At this time, the detected DC voltage is compared with the internally set reference voltage (Vth), and as a result, if the reference voltage is exceeded, set the phase and duty ratio of the control pulse to correspond to the speed, and then output a control signal to the motor driver 30. The motor decelerates until the motor M reaches a predetermined speed or less (see S16 and S19 in FIG. 4).

However, when the detected DC voltage is less than or equal to the reference voltage Vth, the control phase and the duty ratio are reset so as to correspond to the speed, and the control signal is repeatedly outputted until the motor M stops. The regenerative voltage for each phase (U, V, W) of M) is controlled to control the phase and the duty ratio of the control pulse to brake the motor (M).

Therefore, when a power failure occurs during all the strokes of the washing machine, the power supply is sensed through the power failure detection unit 70, and then the regenerative voltage from the motor M is braked so as not to exceed a predetermined voltage.

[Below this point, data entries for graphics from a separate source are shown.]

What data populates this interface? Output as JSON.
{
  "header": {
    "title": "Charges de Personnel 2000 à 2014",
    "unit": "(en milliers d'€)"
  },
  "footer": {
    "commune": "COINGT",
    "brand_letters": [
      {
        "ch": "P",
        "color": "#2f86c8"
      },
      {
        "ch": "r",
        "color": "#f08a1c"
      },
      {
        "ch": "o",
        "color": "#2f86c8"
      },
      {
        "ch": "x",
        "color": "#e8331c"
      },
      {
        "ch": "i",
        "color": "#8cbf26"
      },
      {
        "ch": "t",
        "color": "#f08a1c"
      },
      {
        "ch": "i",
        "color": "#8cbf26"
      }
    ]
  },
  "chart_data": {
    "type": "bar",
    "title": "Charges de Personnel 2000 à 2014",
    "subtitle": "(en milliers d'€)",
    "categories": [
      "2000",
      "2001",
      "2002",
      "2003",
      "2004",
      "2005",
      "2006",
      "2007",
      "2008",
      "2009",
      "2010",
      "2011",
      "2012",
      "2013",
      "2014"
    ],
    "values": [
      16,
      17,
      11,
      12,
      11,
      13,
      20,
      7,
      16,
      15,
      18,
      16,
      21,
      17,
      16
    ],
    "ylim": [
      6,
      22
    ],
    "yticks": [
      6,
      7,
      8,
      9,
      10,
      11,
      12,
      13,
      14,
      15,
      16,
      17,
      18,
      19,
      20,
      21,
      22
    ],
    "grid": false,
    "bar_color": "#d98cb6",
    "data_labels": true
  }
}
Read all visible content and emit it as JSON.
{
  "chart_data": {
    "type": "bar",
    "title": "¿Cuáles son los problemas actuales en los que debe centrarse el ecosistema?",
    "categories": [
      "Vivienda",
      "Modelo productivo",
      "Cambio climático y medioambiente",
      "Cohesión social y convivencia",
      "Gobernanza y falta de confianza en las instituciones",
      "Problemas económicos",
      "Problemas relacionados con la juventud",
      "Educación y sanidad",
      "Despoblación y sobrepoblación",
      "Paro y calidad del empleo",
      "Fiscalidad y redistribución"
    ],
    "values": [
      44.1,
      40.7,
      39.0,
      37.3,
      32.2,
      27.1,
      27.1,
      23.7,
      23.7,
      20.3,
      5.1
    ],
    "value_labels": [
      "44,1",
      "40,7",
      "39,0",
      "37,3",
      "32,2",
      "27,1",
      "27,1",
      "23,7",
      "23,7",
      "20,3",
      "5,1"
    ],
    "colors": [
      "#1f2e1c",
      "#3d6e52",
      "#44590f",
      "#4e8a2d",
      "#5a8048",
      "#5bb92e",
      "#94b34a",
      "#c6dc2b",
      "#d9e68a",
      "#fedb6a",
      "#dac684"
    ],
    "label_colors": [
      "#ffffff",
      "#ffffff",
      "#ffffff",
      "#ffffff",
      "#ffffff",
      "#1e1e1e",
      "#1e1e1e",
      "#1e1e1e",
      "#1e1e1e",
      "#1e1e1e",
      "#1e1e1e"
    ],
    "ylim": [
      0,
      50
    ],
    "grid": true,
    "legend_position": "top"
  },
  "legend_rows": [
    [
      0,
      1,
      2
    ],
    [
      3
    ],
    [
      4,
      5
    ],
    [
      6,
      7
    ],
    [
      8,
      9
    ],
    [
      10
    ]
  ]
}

The motor brakes directly while regulating the regenerative voltage by the system in case of power failure, so that it can be braked smoothly.

As described above, the present invention adaptively detects the commercial AC power through the power failure detector to brake the motor in case of power failure of the inverter washing machine, and then detects the DC voltage and the rotational speed of the motor. By controlling the motor drive, it is possible to prevent the damage of the parts due to the power failure of the washing machine and to prevent the malfunction of the microcomputer.

Claims (1)

In a method of braking a motor by controlling the regenerative voltage generated by the braking of the motor during a power failure in an electric washing machine employing a BLDC motor, A power failure detection step of detecting whether a power failure of commercial power is applied by a signal applied from a power failure detection unit; An initial setting step of outputting a control signal to the motor driver by setting an initial phase and a duty ratio for braking the motor when the sensing result is a power failure; A voltage comparing step of detecting a DC voltage regenerated by the motor after the initial setting step from the voltage sensing unit and sensing a rotational speed from the speed sensing unit and comparing the DC voltage set therein with the DC voltage; If the detected DC voltage exceeds the reference voltage as a result of the comparison, after setting the phase and the duty ratio of the control pulse corresponding to the detected speed until the reference voltage is less than the reference voltage, and outputs the control signal to the motor drive, based on the comparison result And a braking step of outputting a control signal to the motor driver until the motor stops the phase and the duty ratio of the control pulse corresponding to the detected speed when the voltage is less than the voltage.